Как-то раз, будучи уже зрелым человеком, я подсчитал, что за свою молодость, в общей сложности, учился около двадцати лет. Сначала, естественно, средняя школа, потом техническое училище, институт. Университет марксизма-ленинизма, курсы экскурсоводов, ДОСААФ и Гражданской обороны. Учился я даже… в армии, весь первый год срочной службы проходив с конспектами как студент.

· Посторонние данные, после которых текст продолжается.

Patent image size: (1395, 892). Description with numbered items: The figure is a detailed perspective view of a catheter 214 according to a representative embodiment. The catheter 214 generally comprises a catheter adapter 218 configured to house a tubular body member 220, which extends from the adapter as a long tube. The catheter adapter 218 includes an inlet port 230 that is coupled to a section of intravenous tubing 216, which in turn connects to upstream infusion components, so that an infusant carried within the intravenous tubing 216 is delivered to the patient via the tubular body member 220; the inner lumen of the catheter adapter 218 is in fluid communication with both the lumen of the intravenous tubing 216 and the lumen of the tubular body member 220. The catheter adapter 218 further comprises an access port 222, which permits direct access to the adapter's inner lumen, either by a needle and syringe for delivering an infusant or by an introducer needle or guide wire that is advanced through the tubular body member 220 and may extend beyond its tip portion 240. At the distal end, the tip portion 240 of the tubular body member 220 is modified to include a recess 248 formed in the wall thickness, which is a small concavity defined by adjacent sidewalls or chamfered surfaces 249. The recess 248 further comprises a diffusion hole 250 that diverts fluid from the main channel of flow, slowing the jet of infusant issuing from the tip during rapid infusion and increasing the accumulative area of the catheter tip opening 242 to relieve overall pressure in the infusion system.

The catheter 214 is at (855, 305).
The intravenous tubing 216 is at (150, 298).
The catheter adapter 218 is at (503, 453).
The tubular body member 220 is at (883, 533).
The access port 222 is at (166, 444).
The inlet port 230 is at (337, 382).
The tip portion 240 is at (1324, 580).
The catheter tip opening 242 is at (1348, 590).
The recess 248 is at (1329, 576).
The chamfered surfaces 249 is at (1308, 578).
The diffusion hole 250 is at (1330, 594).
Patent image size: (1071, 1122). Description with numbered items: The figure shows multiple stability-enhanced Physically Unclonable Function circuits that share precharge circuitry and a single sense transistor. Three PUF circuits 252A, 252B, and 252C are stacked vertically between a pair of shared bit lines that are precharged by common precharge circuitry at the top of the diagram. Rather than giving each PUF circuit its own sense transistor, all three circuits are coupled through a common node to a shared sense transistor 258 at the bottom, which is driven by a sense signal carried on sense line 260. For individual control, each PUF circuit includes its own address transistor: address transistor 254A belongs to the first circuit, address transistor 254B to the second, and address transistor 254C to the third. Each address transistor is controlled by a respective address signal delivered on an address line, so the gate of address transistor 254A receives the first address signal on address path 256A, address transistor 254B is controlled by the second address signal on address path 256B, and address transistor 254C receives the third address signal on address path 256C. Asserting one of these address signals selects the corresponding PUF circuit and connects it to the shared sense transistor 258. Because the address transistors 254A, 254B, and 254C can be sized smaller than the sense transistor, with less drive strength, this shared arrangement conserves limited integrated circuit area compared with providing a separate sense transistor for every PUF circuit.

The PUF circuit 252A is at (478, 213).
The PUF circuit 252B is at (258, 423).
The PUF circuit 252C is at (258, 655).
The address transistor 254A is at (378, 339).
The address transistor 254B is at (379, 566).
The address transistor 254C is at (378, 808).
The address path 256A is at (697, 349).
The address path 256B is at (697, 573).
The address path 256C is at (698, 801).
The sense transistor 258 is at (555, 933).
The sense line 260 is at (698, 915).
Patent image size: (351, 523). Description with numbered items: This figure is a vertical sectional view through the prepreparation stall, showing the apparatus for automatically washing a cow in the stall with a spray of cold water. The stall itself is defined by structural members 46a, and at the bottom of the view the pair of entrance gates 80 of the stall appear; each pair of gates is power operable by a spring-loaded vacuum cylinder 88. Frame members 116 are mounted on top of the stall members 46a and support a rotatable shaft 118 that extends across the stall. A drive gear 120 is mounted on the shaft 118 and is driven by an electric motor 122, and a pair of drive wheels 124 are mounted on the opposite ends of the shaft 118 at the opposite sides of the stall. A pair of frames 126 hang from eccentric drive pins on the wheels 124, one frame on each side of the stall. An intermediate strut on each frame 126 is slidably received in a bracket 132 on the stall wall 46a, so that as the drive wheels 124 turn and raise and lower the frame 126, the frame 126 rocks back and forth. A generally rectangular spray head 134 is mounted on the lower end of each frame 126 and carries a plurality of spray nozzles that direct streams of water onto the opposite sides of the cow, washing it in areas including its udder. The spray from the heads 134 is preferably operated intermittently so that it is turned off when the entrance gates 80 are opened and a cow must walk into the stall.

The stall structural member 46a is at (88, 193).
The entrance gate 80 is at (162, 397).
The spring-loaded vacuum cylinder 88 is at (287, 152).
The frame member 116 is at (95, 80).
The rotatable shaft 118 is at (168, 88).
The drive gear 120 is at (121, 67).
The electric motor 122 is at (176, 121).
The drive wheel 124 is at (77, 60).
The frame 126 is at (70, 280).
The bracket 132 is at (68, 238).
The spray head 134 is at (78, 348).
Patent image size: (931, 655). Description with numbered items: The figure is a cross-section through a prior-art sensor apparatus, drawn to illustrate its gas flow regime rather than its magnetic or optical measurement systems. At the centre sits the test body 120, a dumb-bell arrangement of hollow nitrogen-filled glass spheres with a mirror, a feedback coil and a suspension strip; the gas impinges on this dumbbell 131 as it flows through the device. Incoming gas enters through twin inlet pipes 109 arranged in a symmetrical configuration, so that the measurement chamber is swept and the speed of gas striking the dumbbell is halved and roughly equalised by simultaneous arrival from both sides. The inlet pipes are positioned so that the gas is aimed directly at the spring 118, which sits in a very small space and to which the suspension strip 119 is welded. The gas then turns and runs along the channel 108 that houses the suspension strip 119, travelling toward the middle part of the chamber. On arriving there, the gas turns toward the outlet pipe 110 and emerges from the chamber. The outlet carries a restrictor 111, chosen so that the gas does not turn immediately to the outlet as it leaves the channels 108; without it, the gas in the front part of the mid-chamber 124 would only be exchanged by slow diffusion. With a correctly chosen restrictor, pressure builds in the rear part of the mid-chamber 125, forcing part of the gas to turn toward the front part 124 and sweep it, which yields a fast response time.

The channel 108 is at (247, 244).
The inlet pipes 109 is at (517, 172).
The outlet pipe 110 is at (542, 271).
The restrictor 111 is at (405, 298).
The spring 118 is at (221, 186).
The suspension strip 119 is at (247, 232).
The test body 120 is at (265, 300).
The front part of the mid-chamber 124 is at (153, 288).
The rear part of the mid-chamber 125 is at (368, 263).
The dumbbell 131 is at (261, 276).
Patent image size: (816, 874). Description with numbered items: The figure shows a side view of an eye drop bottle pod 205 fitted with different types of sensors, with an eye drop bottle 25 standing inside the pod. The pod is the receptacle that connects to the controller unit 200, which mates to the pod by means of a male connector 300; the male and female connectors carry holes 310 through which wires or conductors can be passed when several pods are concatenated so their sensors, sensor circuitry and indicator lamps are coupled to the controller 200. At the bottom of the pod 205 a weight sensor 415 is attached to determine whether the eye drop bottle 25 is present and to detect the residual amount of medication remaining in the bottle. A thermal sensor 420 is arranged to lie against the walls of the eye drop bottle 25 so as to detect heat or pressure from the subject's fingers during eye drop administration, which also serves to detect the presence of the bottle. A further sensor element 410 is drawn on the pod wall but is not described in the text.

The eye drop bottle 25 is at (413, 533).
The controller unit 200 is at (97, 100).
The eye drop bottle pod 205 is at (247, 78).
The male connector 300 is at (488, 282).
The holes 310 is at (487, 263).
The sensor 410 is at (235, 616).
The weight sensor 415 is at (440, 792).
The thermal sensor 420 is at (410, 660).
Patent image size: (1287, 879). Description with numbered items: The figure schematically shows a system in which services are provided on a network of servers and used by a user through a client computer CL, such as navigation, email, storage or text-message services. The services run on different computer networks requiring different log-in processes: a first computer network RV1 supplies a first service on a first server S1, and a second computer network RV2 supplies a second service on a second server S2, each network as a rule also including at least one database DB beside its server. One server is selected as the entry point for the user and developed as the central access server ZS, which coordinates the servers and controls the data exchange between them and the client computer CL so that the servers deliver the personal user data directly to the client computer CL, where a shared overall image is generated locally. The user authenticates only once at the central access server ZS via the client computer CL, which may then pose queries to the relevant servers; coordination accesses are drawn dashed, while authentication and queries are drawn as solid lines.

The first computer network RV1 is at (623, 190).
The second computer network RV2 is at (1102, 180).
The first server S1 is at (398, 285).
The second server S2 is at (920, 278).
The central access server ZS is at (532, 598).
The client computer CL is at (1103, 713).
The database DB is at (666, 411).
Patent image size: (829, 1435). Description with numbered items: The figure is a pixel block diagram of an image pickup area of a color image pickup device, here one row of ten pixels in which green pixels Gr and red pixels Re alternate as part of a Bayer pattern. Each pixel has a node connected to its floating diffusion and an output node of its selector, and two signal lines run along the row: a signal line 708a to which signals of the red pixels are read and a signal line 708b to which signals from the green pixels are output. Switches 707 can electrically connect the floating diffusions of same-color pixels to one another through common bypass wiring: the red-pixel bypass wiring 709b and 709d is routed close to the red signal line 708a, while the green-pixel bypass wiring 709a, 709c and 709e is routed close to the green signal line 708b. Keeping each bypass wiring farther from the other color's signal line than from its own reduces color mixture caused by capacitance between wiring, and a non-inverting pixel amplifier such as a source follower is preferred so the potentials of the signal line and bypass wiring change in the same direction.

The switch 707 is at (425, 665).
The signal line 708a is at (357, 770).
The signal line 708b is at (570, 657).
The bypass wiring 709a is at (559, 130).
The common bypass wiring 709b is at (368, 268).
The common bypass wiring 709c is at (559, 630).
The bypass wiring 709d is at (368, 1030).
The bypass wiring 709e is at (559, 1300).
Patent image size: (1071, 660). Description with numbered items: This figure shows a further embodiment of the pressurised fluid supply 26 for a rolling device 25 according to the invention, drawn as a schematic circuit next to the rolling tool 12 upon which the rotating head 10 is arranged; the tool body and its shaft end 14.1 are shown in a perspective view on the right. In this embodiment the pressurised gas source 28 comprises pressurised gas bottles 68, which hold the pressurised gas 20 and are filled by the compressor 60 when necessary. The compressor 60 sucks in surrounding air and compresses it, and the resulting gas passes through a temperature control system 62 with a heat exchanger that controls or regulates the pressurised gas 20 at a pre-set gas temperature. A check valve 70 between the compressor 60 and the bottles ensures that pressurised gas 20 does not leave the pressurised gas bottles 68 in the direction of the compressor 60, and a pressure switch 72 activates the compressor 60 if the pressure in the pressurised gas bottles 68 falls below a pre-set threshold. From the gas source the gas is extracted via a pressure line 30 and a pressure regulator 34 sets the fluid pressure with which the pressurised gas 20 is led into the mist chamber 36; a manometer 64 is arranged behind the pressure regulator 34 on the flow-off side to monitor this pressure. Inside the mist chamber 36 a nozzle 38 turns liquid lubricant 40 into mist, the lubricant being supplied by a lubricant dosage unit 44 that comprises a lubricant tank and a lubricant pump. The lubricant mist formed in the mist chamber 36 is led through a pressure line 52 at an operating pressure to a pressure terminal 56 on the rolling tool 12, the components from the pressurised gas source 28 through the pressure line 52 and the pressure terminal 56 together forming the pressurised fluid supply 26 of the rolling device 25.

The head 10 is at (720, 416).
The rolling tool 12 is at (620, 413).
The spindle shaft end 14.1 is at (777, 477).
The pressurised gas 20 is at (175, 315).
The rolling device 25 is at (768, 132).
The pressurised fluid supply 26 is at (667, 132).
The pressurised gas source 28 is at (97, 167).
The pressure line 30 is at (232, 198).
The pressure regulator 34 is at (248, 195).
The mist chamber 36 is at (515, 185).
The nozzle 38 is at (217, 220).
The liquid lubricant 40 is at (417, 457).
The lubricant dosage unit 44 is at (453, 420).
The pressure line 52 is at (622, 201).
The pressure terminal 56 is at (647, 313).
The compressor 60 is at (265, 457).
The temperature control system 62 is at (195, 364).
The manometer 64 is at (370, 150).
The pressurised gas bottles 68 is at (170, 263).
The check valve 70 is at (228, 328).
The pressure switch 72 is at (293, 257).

И на службу попал я довольно интересно. После медиков предстал, как водится, перед призывной комиссией. Военком и говорит: «Ну что, товарищи, среднее образование имеет, здоровье хорошее. Есть предложение определить на флот». Возражений, естественно, не было.
Ну, думаю, вот это попал! Это же служить мне придётся не три, а целых четыре года! Но, делать нечего. Назначили в команду, сообщили дату явки в военкомат для отправки в часть. Когда явился и увидел, как их тогда называли, «покупателей», совсем духом упал: капитан третьего ранга, а с ним старшина с надписью на бескозырке «Северный флот». Только этого мне не хватало! Из солнечного Крыма да аж за полярный круг! Как говорится, к белым медведям. На меня даже вроде как северным ветром пахнуло. Однако тут же появилась надежда. Объявили, что будут по одному вызывать на собеседование и даже спрашивать о желании служить на флоте. Мы начали между собой совещаться. Мнения, как говорится, разделились. Некоторые боялись, а ну как откажешься, так тебя и будут потом в хвост и гриву с песочком драить. Мой товарищ по тех училищу, оставшись в команде, так и оттрубил все четыре года на Северном флоте. Наверно, форма нравилась. А мы вдвоём с новым товарищем всё же решились. Будь, что будет, но откажемся. Получилось. Назначили в другую команду. Попали, как оказалось потом, тоже не близко. От белых медведей да к бурым, то есть аж в Сибирь, да ещё, вдобавок, в авиацию. Вот это да! Из огня да в полымя! Ну, думаю, ничего, зря, что ли мы с одноклассниками с парашютной вышки прыгали, пригодится. Так и получилось.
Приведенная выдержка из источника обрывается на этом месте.